CINCINNATI — This spring, the University of Cincinnati (UC) students, staff and visitors will use the new COVID Check app.


What You Need To Know

  • The University of Cincinnati is implementing a new system spring semester called the COVID Check App

  • The COVID Check App monitors the symptoms of all students and determines whether students are safe enough to enter a building

  • This is just one of several things Ohio universities are doing to keep people safe from COVID-19

It’s a new system at UC that monitors the symptoms of all students and determines whether students are safe enough to enter a building.
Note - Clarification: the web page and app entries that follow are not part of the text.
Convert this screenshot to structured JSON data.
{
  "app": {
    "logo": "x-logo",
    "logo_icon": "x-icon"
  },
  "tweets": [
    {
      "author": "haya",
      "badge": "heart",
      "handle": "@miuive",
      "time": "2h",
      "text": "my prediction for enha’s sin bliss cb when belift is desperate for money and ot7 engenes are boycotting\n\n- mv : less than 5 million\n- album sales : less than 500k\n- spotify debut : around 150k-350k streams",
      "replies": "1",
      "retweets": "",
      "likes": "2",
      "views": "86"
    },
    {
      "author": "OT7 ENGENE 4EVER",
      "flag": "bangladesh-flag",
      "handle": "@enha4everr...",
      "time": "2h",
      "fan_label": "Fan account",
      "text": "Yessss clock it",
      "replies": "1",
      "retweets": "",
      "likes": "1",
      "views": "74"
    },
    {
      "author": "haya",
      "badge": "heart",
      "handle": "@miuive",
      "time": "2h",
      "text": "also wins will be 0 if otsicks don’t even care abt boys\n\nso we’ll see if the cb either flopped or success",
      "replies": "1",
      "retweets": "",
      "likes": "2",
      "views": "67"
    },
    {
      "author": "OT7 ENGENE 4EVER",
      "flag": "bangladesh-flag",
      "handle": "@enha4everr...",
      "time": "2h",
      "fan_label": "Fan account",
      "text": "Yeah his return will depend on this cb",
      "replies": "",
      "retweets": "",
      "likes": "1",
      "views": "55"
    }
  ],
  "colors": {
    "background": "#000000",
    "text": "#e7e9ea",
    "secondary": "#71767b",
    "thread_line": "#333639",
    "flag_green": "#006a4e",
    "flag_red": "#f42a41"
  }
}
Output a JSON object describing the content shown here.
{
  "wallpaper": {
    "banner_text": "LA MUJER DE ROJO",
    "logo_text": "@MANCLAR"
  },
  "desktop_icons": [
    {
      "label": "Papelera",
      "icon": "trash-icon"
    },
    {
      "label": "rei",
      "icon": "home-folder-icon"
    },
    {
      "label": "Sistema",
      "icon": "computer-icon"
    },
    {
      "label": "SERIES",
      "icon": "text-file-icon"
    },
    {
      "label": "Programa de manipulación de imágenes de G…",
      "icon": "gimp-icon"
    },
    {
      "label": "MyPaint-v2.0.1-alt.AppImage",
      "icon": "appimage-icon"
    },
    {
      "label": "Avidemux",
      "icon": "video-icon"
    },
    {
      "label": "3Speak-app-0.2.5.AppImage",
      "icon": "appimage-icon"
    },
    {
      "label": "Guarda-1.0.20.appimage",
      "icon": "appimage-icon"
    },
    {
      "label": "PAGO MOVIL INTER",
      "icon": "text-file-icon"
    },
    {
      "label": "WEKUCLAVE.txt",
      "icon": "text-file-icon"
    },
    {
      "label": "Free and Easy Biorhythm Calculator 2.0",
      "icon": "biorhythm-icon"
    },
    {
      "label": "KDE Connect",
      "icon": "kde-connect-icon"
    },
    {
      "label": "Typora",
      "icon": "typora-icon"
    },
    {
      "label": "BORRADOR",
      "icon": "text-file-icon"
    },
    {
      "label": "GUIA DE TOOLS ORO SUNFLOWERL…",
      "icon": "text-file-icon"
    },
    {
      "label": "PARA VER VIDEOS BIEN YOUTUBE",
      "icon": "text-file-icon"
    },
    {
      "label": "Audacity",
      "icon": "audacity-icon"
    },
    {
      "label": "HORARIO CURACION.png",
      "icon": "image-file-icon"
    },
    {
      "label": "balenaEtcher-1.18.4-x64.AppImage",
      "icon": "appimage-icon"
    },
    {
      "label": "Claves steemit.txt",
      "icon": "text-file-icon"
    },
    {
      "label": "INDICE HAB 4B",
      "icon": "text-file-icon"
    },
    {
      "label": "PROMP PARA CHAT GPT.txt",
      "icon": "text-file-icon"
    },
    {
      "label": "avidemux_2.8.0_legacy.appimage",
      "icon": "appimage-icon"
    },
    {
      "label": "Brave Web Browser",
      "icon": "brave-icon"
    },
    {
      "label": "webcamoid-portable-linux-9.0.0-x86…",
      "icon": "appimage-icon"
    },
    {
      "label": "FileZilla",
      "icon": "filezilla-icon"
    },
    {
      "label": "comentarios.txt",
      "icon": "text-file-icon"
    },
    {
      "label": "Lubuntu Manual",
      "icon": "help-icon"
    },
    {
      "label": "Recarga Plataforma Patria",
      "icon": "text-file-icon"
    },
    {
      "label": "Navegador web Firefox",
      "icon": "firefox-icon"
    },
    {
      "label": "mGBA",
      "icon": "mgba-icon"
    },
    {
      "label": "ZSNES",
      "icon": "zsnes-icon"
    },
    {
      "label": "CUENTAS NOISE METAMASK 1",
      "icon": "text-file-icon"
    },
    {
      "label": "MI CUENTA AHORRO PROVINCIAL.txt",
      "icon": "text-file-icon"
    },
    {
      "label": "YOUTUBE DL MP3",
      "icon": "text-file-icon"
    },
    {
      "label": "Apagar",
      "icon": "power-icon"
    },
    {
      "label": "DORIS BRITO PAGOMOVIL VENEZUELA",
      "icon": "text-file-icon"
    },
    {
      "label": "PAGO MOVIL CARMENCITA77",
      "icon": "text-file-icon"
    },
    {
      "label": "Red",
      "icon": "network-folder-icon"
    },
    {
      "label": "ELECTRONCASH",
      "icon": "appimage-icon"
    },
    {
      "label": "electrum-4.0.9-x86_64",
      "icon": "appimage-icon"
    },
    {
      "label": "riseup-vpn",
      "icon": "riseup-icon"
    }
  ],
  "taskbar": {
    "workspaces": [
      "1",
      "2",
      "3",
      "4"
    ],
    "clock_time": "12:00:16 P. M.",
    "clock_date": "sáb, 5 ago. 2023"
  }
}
“I think it’s the best thing that we can do at this point with everything that we’re facing,” Julius Freeman said. “I think it’s a good way to put the students in a safe space and it makes me feel safe knowing that someone is checking to make sure that people aren’t coming in sick and aren’t putting others at risk.”

UC isn’t the only university with updated COVID-19 safety measures.

Xavier University will have a variety of class options, classes will be pushed back a week and students are recommended to quarantine before taking tests.

Ohio State students will be required to take at-home COVID-19 tests, test again when moving into on-campus residence facilities and test weekly when in-person classes resume.

Kent State University residential students will have mandatory testing. They will have two weeks of remote learning and then in-person classes and after spring break, there will be remote learning.

Freeman said safety measures like the COVID Check App are great. However, he said managing his classes during the pandemic hasn’t been easy.

“You wake up in the morning (and) the first thing you do is roll out of bed into your desk chair to check your emails and check everything so there’s like no departure from the two realities,” he said. “There’s no home life or school life. Everything has just been jumbled into one and it’s very confusing.”

But despite all the adversity he has faced, he says it has made him stronger.

“It has been a major adjustment,” Freeman said. “I’ve had a lot of friends who have either stopped going to school, have taken a gap year, and done all these things. But with the support of my family and friends and people just pushing me to keep it going, I’ve been able to get through it.”

After graduating in the spring, Freeman will attend the University of Illinois for a masters's degree in communication.

“It’s just been a blessing that during this time, I’ve gotten all these things that I’ve needed and wanted and couldn’t imagine would have occurred before now. But it’s just amazing that they’ve all happened now, especially with everything going on,” he said.